Article Type : Case Report
Authors : Engin MMN
Keywords : CRP; Fever; PFAPA syndrome
Physical
examination revealed aphthous stomatitis and pharyngitis in the patient who
applied to us with the complaint of fever.
It was learned that the patient's complaints were constantly recurring. Upon this situation, a preliminary diagnosis
of PFAPA syndrome was considered and all complaints regressed after treatment.
When fever is observed in
children, infectious diseases come to mind first. In addition, some diseases with recurrent
fever attacks and healthy periods between attacks have also been defined under
the name of periodic fever syndromes. PFAPA syndrome, which is characterized by
periodic fever, aphthous stomatitis, pharyngitis and adenitis, is a rare
periodic fever in childhood with an unknown incidence. The characteristic feature of the syndrome is
high fever, which is seen in all patients, recurs regularly every 3-6 weeks,
lasts 3-6 days, starts suddenly and can reach 41°C. Although the clinical
picture of the syndrome is well defined, the absence of a disease-specific
laboratory finding makes it difficult to diagnose.

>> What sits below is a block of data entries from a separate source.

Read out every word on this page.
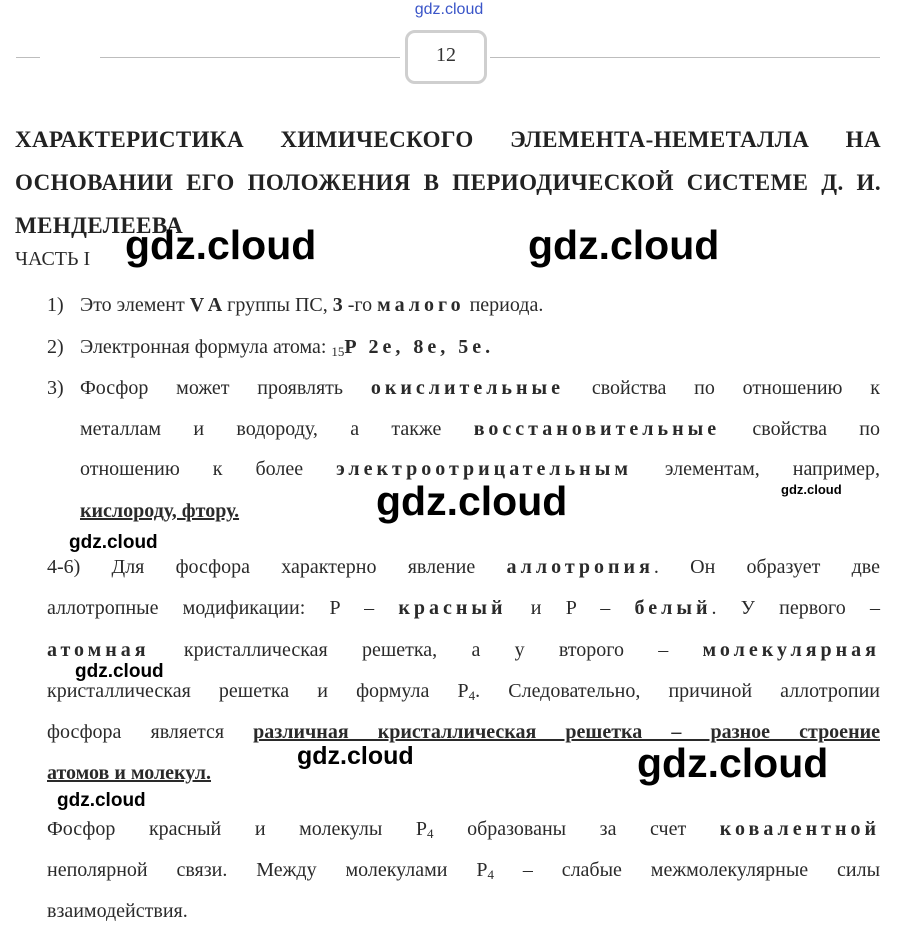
gdz.cloud
12
ХАРАКТЕРИСТИКА ХИМИЧЕСКОГО ЭЛЕМЕНТА-НЕМЕТАЛЛА НА ОСНОВАНИИ ЕГО ПОЛОЖЕНИЯ В ПЕРИОДИЧЕСКОЙ СИСТЕМЕ Д. И. МЕНДЕЛЕЕВА
ЧАСТЬ I
1) Это элемент V A группы ПС, 3 -го малого периода.
2) Электронная формула атома: $_{15}$P 2e, 8e, 5e.
3) Фосфор может проявлять окислительные свойства по отношению к
металлам и водороду, а также восстановительные свойства по
отношению к более электроотрицательным элементам, например,
кислороду, фтору.
4-6) Для фосфора характерно явление аллотропия. Он образует две
аллотропные модификации: P – красный и P – белый. У первого –
атомная кристаллическая решетка, а у второго – молекулярная
кристаллическая решетка и формула $P_4$. Следовательно, причиной аллотропии
фосфора является различная кристаллическая решетка – разное строение
атомов и молекул.
Фосфор красный и молекулы $P_4$ образованы за счет ковалентной
неполярной связи. Между молекулами $P_4$ – слабые межмолекулярные силы
взаимодействия.
gdz.cloud	gdz.cloud
gdz.cloud	gdz.cloud
gdz.cloud
gdz.cloud
gdz.cloud	gdz.cloud
gdz.cloud
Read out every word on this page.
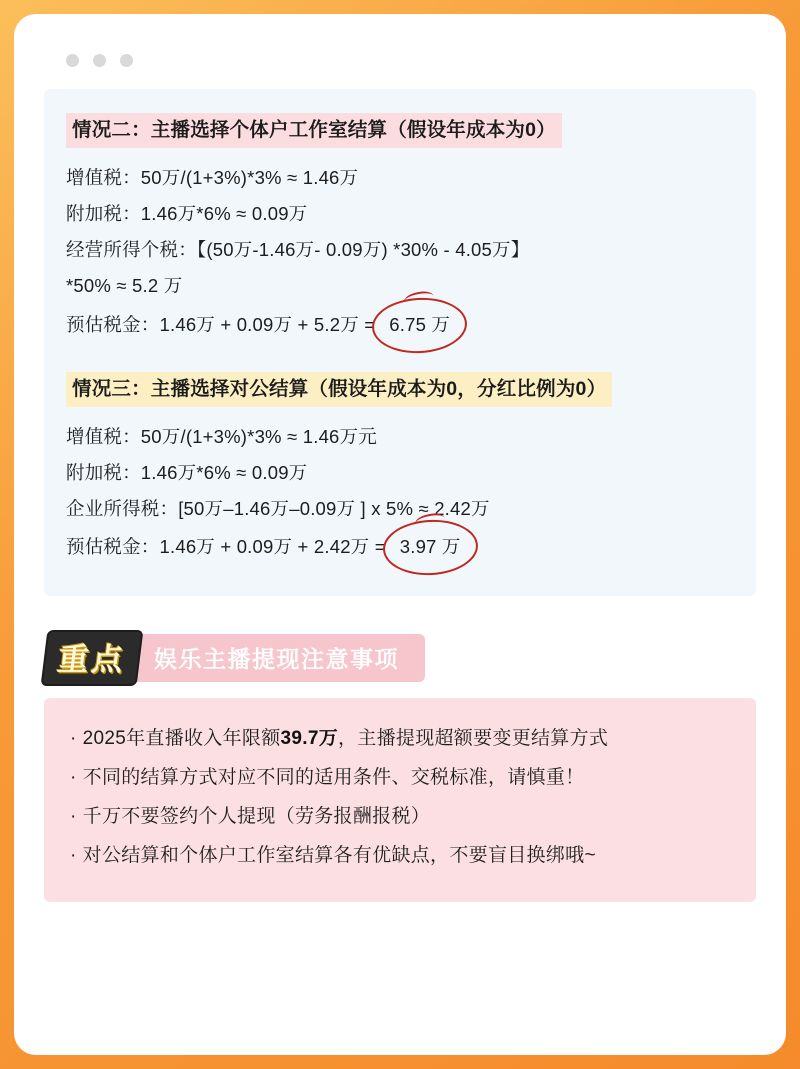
情况二：主播选择个体户工作室结算（假设年成本为0）
增值税：50万/(1+3%)*3% ≈ 1.46万
附加税：1.46万*6% ≈ 0.09万
经营所得个税：【(50万-1.46万- 0.09万) *30% - 4.05万】
*50% ≈ 5.2 万
预估税金：1.46万 + 0.09万 + 5.2万 = 6.75 万
情况三：主播选择对公结算（假设年成本为0，分红比例为0）
增值税：50万/(1+3%)*3% ≈ 1.46万元
附加税：1.46万*6% ≈ 0.09万
企业所得税：[50万–1.46万–0.09万 ] x 5% ≈ 2.42万
预估税金：1.46万 + 0.09万 + 2.42万 = 3.97 万
重点	娱乐主播提现注意事项
· 2025年直播收入年限额39.7万，主播提现超额要变更结算方式
· 不同的结算方式对应不同的适用条件、交税标准，请慎重！
· 千万不要签约个人提现（劳务报酬报税）
· 对公结算和个体户工作室结算各有优缺点，不要盲目换绑哦~
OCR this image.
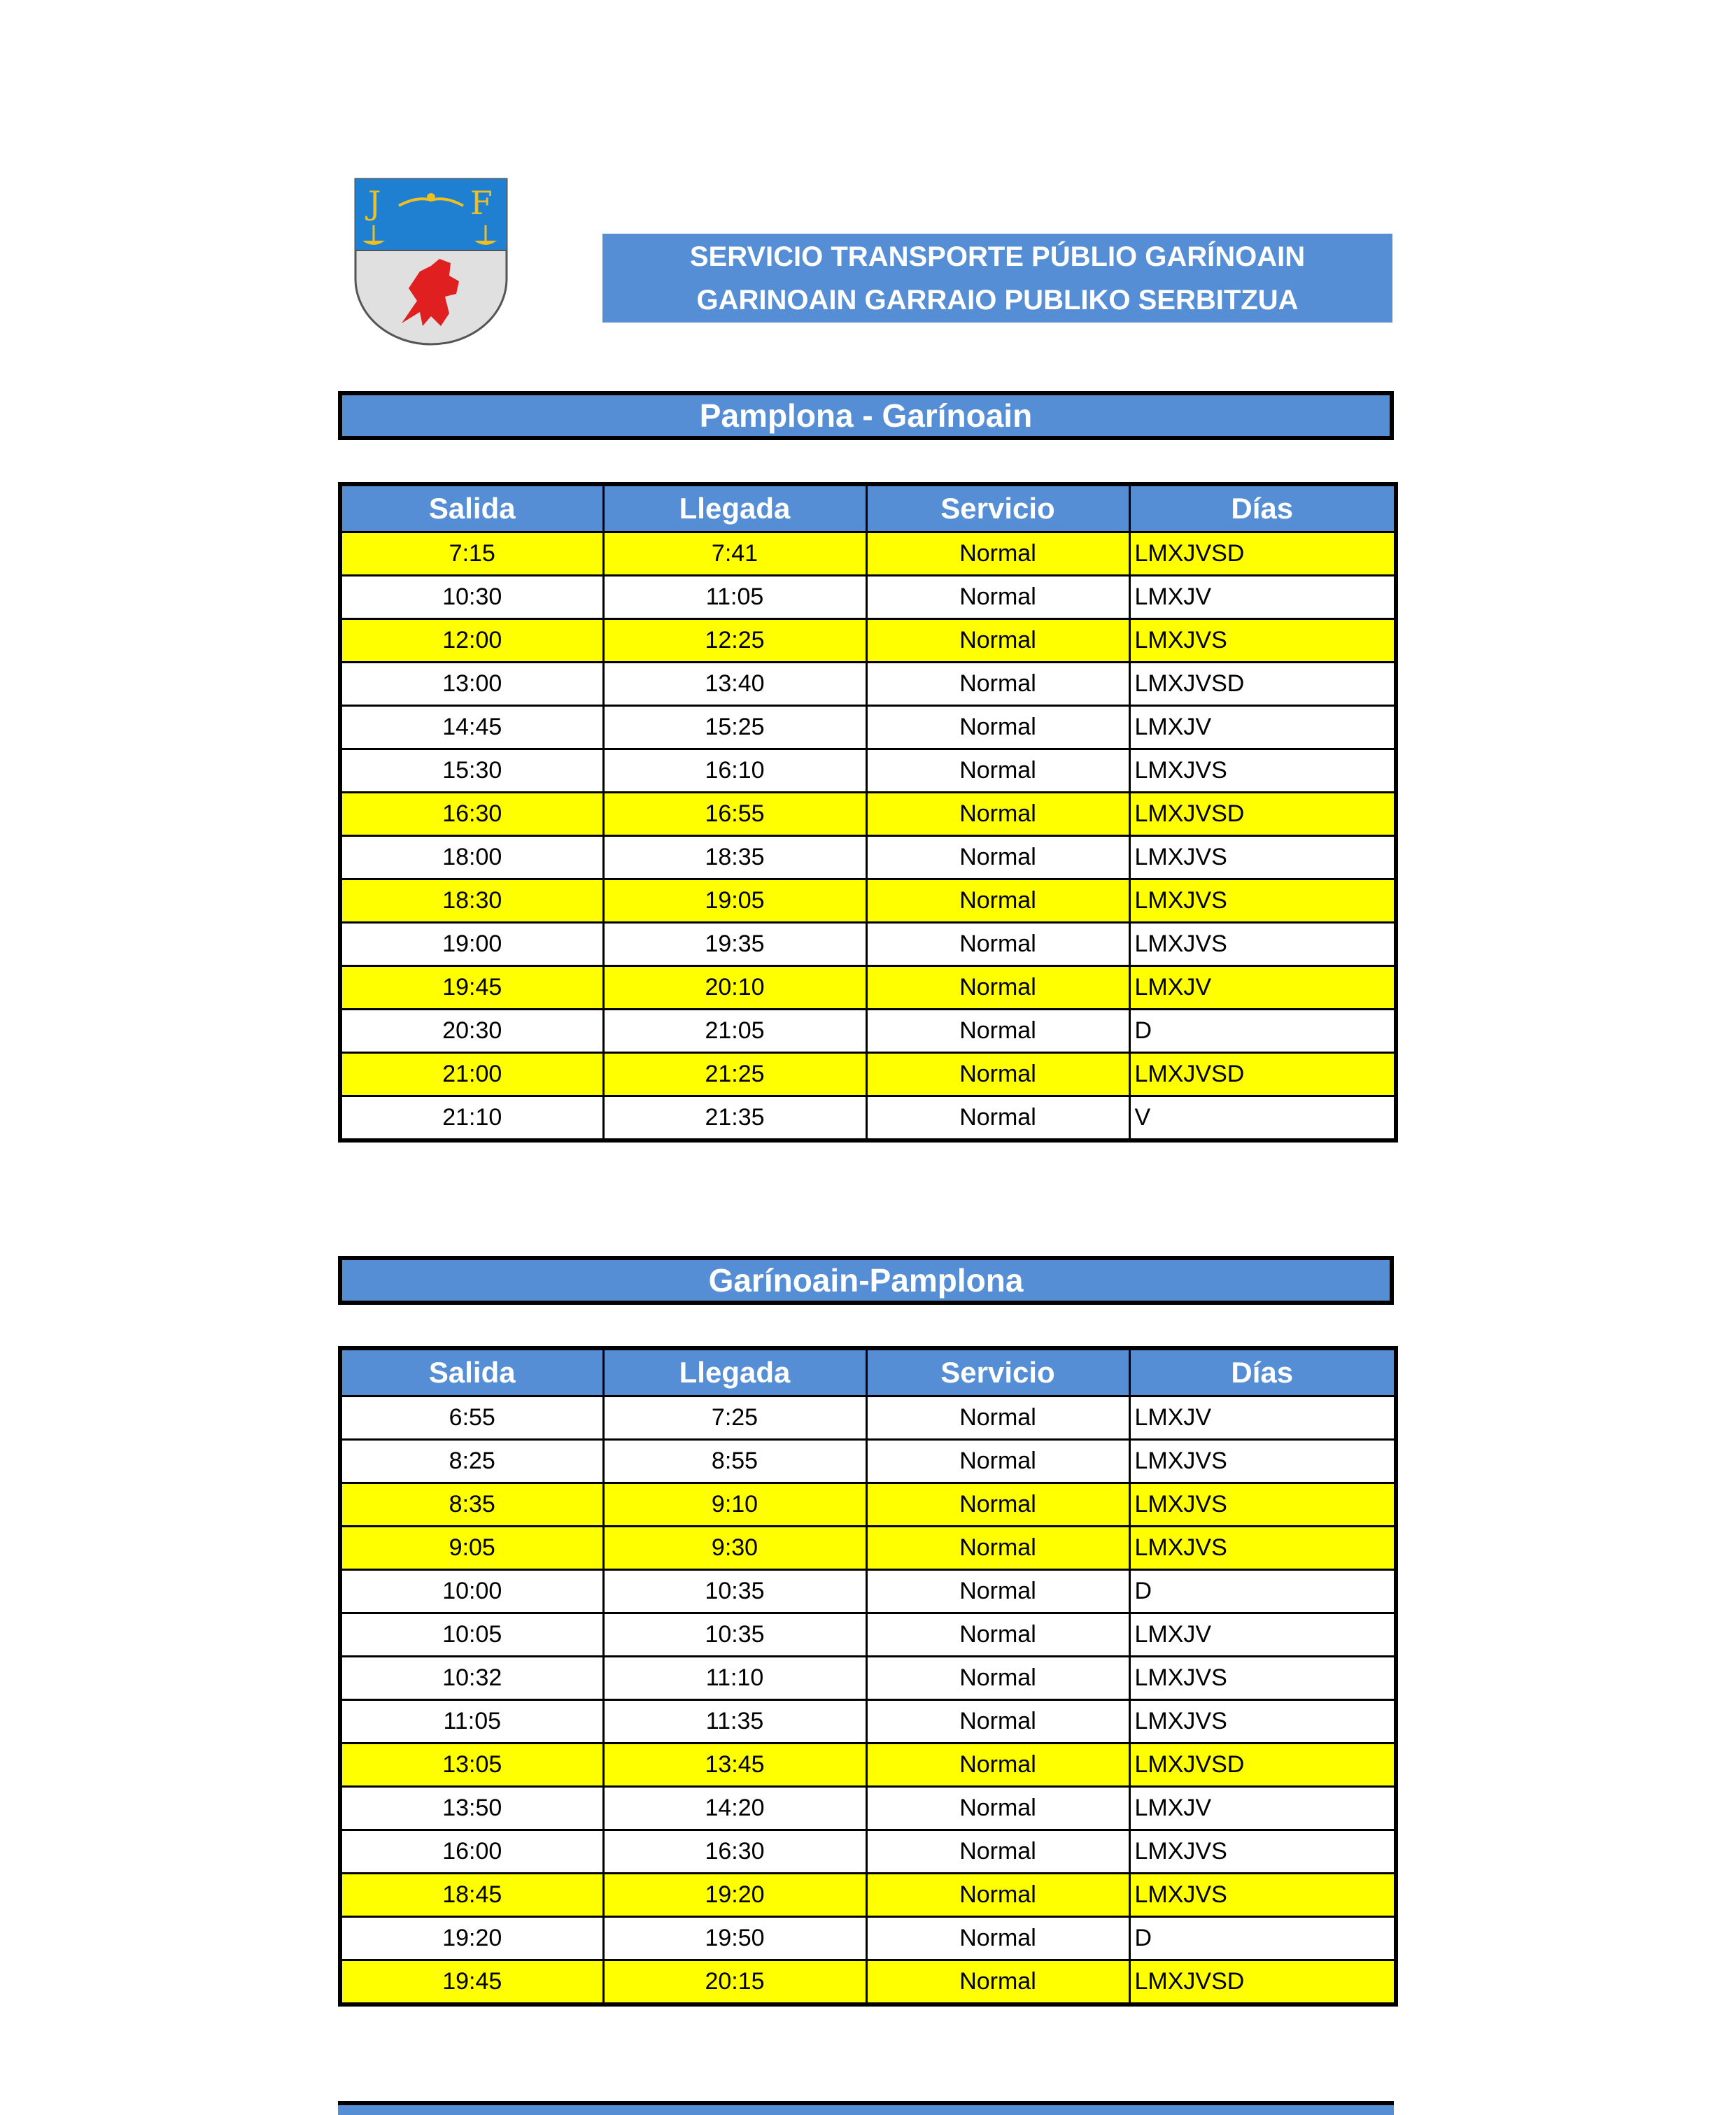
J	F
SERVICIO TRANSPORTE PÚBLIO GARÍNOAIN
GARINOAIN GARRAIO PUBLIKO SERBITZUA
Pamplona - Garínoain
Salida	Llegada	Servicio	Días
7:15	7:41	Normal	LMXJVSD
10:30	11:05	Normal	LMXJV
12:00	12:25	Normal	LMXJVS
13:00	13:40	Normal	LMXJVSD
14:45	15:25	Normal	LMXJV
15:30	16:10	Normal	LMXJVS
16:30	16:55	Normal	LMXJVSD
18:00	18:35	Normal	LMXJVS
18:30	19:05	Normal	LMXJVS
19:00	19:35	Normal	LMXJVS
19:45	20:10	Normal	LMXJV
20:30	21:05	Normal	D
21:00	21:25	Normal	LMXJVSD
21:10	21:35	Normal	V
Garínoain-Pamplona
Salida	Llegada	Servicio	Días
6:55	7:25	Normal	LMXJV
8:25	8:55	Normal	LMXJVS
8:35	9:10	Normal	LMXJVS
9:05	9:30	Normal	LMXJVS
10:00	10:35	Normal	D
10:05	10:35	Normal	LMXJV
10:32	11:10	Normal	LMXJVS
11:05	11:35	Normal	LMXJVS
13:05	13:45	Normal	LMXJVSD
13:50	14:20	Normal	LMXJV
16:00	16:30	Normal	LMXJVS
18:45	19:20	Normal	LMXJVS
19:20	19:50	Normal	D
19:45	20:15	Normal	LMXJVSD
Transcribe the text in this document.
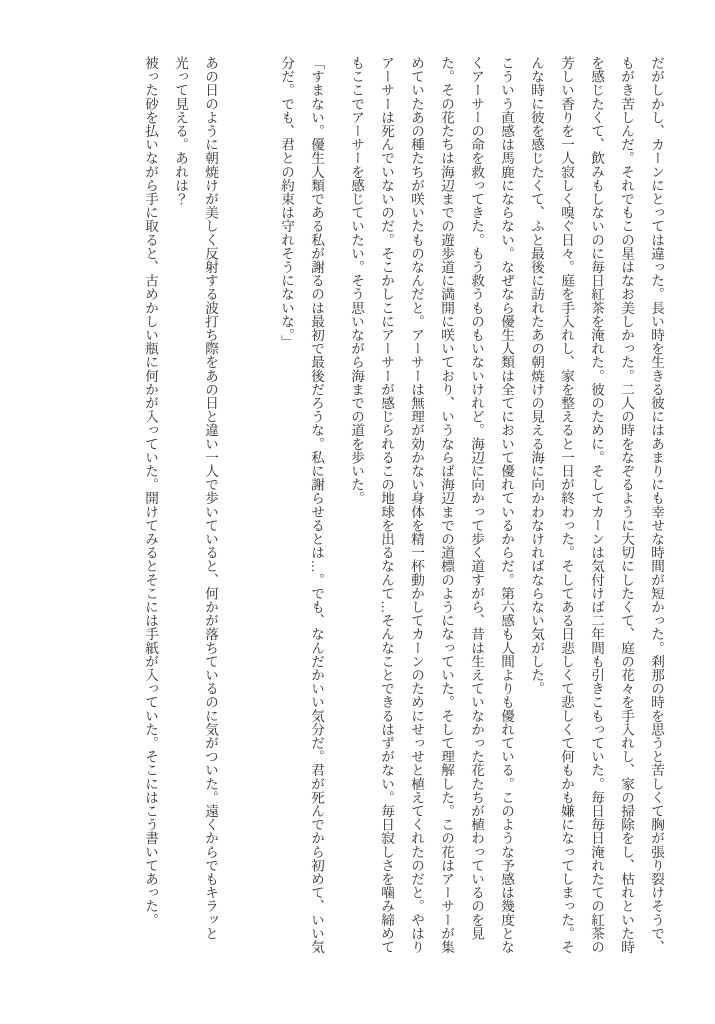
だがしかし、カーンにとっては違った。長い時を生きる彼にはあまりにも幸せな時間が短かった。刹那の時を思うと苦しくて胸が張り裂けそうで、もがき苦しんだ。それでもこの星はなお美しかった。二人の時をなぞるように大切にしたくて、庭の花々を手入れし、家の掃除をし、枯れといた時を感じたくて、飲みもしないのに毎日紅茶を淹れた。彼のために。そしてカーンは気付けば二年間も引きこもっていた。毎日毎日淹れたての紅茶の芳しい香りを一人寂しく嗅ぐ日々。庭を手入れし、家を整えると一日が終わった。そしてある日悲しくて悲しくて何もかも嫌になってしまった。そんな時に彼を感じたくて、ふと最後に訪れたあの朝焼けの見える海に向かわなければならない気がした。

こういう直感は馬鹿にならない。なぜなら優生人類は全てにおいて優れているからだ。第六感も人間よりも優れている。このような予感は幾度となくアーサーの命を救ってきた。もう救うものもいないけれど。海辺に向かって歩く道すがら、昔は生えていなかった花たちが植わっているのを見た。その花たちは海辺までの遊歩道に満開に咲いており、いうならば海辺までの道標のようになっていた。そして理解した。この花はアーサーが集めていたあの種たちが咲いたものなんだと。アーサーは無理が効かない身体を精一杯動かしてカーンのためにせっせと植えてくれたのだと。やはりアーサーは死んでいないのだ。そこかしこにアーサーが感じられるこの地球を出るなんて…そんなことできるはずがない。毎日寂しさを噛み締めてもここでアーサーを感じていたい。そう思いながら海までの道を歩いた。

「すまない。優生人類である私が謝るのは最初で最後だろうな。私に謝らせるとは…。でも、なんだかいい気分だ。君が死んでから初めて、いい気分だ。でも、君との約束は守れそうにないな。」

あの日のように朝焼けが美しく反射する波打ち際をあの日と違い一人で歩いていると、何かが落ちているのに気がついた。遠くからでもキラッと光って見える。あれは？

被った砂を払いながら手に取ると、古めかしい瓶に何かが入っていた。開けてみるとそこには手紙が入っていた。そこにはこう書いてあった。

Treatment options for the disease include
steroids, cimetidine and tonsillectomy.
Antibiotics, acetaminophen and nonsteroidal anti-inflammatory drugs are
ineffective in treatment [1-6].
A two-year-old girl applied to the Pediatric Emergency Service with fever. In his history, it was learned that his fever recurred at intervals of two weeks. On physical examination, fever was 40 degrees, aphthous stomatitis and pharyngitis were present. Other system examinations were normal. In the examinations, hemoglobin: 10.1 mg/dl, leukocytes: 12.3 thousand and CRP: 237 mg/l were found. Other examinations were normal. The patient, who was thought to have PFAPA syndrome, was admitted to the pediatric service for further follow-up and treatment. Antibiotherapy was not started after consent was obtained from the family. It was stated to the family that a single dose of methylprednisolone treatment could be tried. After methylprednisolone IV was administered at 1 mg/kg, all of the patient's complaints completely regressed. It was observed that the CRP value decreased to 177 in the blood control taken at the 6th hour of the patient, and the CRP value decreased to the normal limits in the blood control taken on the 3rd day. The patient was followed up with the diagnosis of PFAPA. He was referred to the Department of Medical Genetics to be examined for Familial Mediterranean Fever.
Brief Discussion and Conclusion
PFAPA syndrome should be considered in the differential diagnosis of recurrent upper respiratory tract infections and recurrent febrile patients. In our case, a dramatic response was obtained to methylprednisolone. It should be kept in mind that high acute phase reactant levels can be detected in PFAPA syndrome. When the diagnosis of PFAPA syndrome is made, unnecessary antibiotic use will be prevented. This case is presented for the purpose of creating physician awareness and contributing to the literature.